What lies behind such lurid paranoia, you may wonder. The answer is simple. On more than one occasion Bankstone News has gone on record openly doubting the wisdom or necessity of having our every movement, action, decision, opinion or preference monitored, recorded, processed, and stored somewhere on someone or other’s database. This organ’s tardiness in welcoming the snow-bright future in which no-one may drive without being black-boxed/telematicised will be sufficient to condemn us.

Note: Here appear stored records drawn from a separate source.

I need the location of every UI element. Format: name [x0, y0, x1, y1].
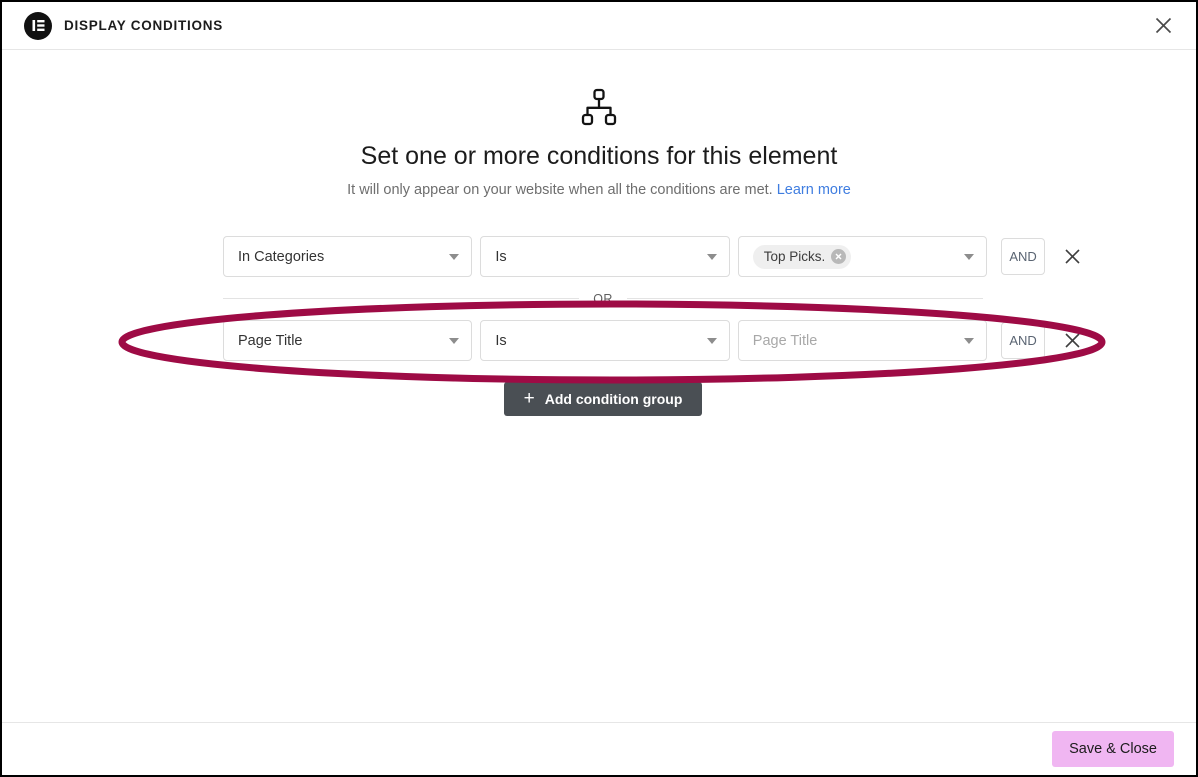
add-condition-group-button[interactable]: + Add condition group [504, 382, 703, 416]
elementor-logo-icon [24, 12, 52, 40]
condition-comparator-select[interactable]: Is [480, 320, 729, 361]
condition-row: Page Title Is Page Title AND [223, 320, 1083, 361]
value-chip-label: Top Picks. [764, 249, 826, 264]
sitemap-icon [577, 88, 621, 128]
value-chip: Top Picks. [753, 245, 852, 269]
hero-section: Set one or more conditions for this elem… [2, 88, 1196, 200]
hero-subtitle: It will only appear on your website when… [2, 180, 1196, 200]
display-conditions-modal: DISPLAY CONDITIONS Set one or more condi… [0, 0, 1198, 777]
condition-type-value: Page Title [238, 333, 303, 349]
hero-subtitle-text: It will only appear on your website when… [347, 182, 773, 198]
condition-comparator-value: Is [495, 249, 506, 265]
or-divider: OR [223, 277, 983, 320]
page-title: DISPLAY CONDITIONS [64, 18, 223, 33]
chip-remove-icon[interactable] [831, 249, 846, 264]
condition-comparator-value: Is [495, 333, 506, 349]
condition-value-placeholder: Page Title [753, 333, 818, 349]
save-and-close-button[interactable]: Save & Close [1052, 731, 1174, 767]
condition-logic-button[interactable]: AND [1001, 322, 1045, 359]
divider-line-left [223, 298, 579, 299]
chevron-down-icon [964, 338, 974, 344]
learn-more-link[interactable]: Learn more [777, 182, 851, 198]
or-label: OR [579, 292, 627, 306]
chevron-down-icon [964, 254, 974, 260]
condition-row: In Categories Is Top Picks. [223, 236, 1083, 277]
conditions-list: In Categories Is Top Picks. [223, 236, 1083, 416]
close-icon[interactable] [1148, 11, 1178, 41]
condition-value-select[interactable]: Page Title [738, 320, 987, 361]
add-condition-group-label: Add condition group [545, 391, 683, 407]
modal-footer: Save & Close [2, 722, 1196, 775]
modal-header: DISPLAY CONDITIONS [2, 2, 1196, 50]
plus-icon: + [524, 389, 535, 408]
condition-value-select[interactable]: Top Picks. [738, 236, 987, 277]
condition-type-value: In Categories [238, 249, 324, 265]
condition-type-select[interactable]: Page Title [223, 320, 472, 361]
condition-type-select[interactable]: In Categories [223, 236, 472, 277]
add-condition-group-row: + Add condition group [223, 382, 983, 416]
condition-comparator-select[interactable]: Is [480, 236, 729, 277]
divider-line-right [627, 298, 983, 299]
chevron-down-icon [707, 254, 717, 260]
chevron-down-icon [707, 338, 717, 344]
remove-row-icon[interactable] [1061, 246, 1083, 268]
condition-logic-button[interactable]: AND [1001, 238, 1045, 275]
hero-title: Set one or more conditions for this elem… [2, 140, 1196, 172]
chevron-down-icon [449, 338, 459, 344]
chevron-down-icon [449, 254, 459, 260]
remove-row-icon[interactable] [1061, 330, 1083, 352]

But until Big Brother shuts us down, Bankstone News is not afraid to take a lonely stand against the ongoing global conspiracy to turn people’s lives into data that enables the megacorporations of which nation states are mere puppets to keep tabs on us, sell us things, and ultimately enslave us in a nightmare future where a separate race of genetically enhanced plutocrats holds the rest of us in thrall as menials bred for endless toil and/or as playthings for their restlessly malign caprice.
The recent news that Tesco has been selling people to insurance companies may have shocked some people. Not Bankstone News. Oh no, we saw this one coming a mile off. Get real, People! The Man can access your data wherever it’s at. The Man wants your medical records? No problem. Man wants to know where you’ve been and when? Telematics tells him. No telematics? He can check your mobile phone. None of them available? That’s where Britain’s 10 million CCTV feeds come in. Let’s face it, resistance is useless: there really is no place to hide.
Not content with stealing our lives, big business is after our dignity and, more importantly, our ability to listen to really loud rebellious rock music as we exercise what pitiful illusion of liberty remains to us by driving in dull unwitting futility from one place to another. Word on the street, Bankstone News read recently in the Daily Telegraph, is that “Black box car insurance will monitor your texts and turn down your radio.” Hurtling towards vanishing point with Sabbath turned down to 3 is hardly the same.
Damn you Surveillance Society.
Damn you and your demented digital dreams of global tyranny.
Damn you, God damn you, God damn you all the freaking way to hell!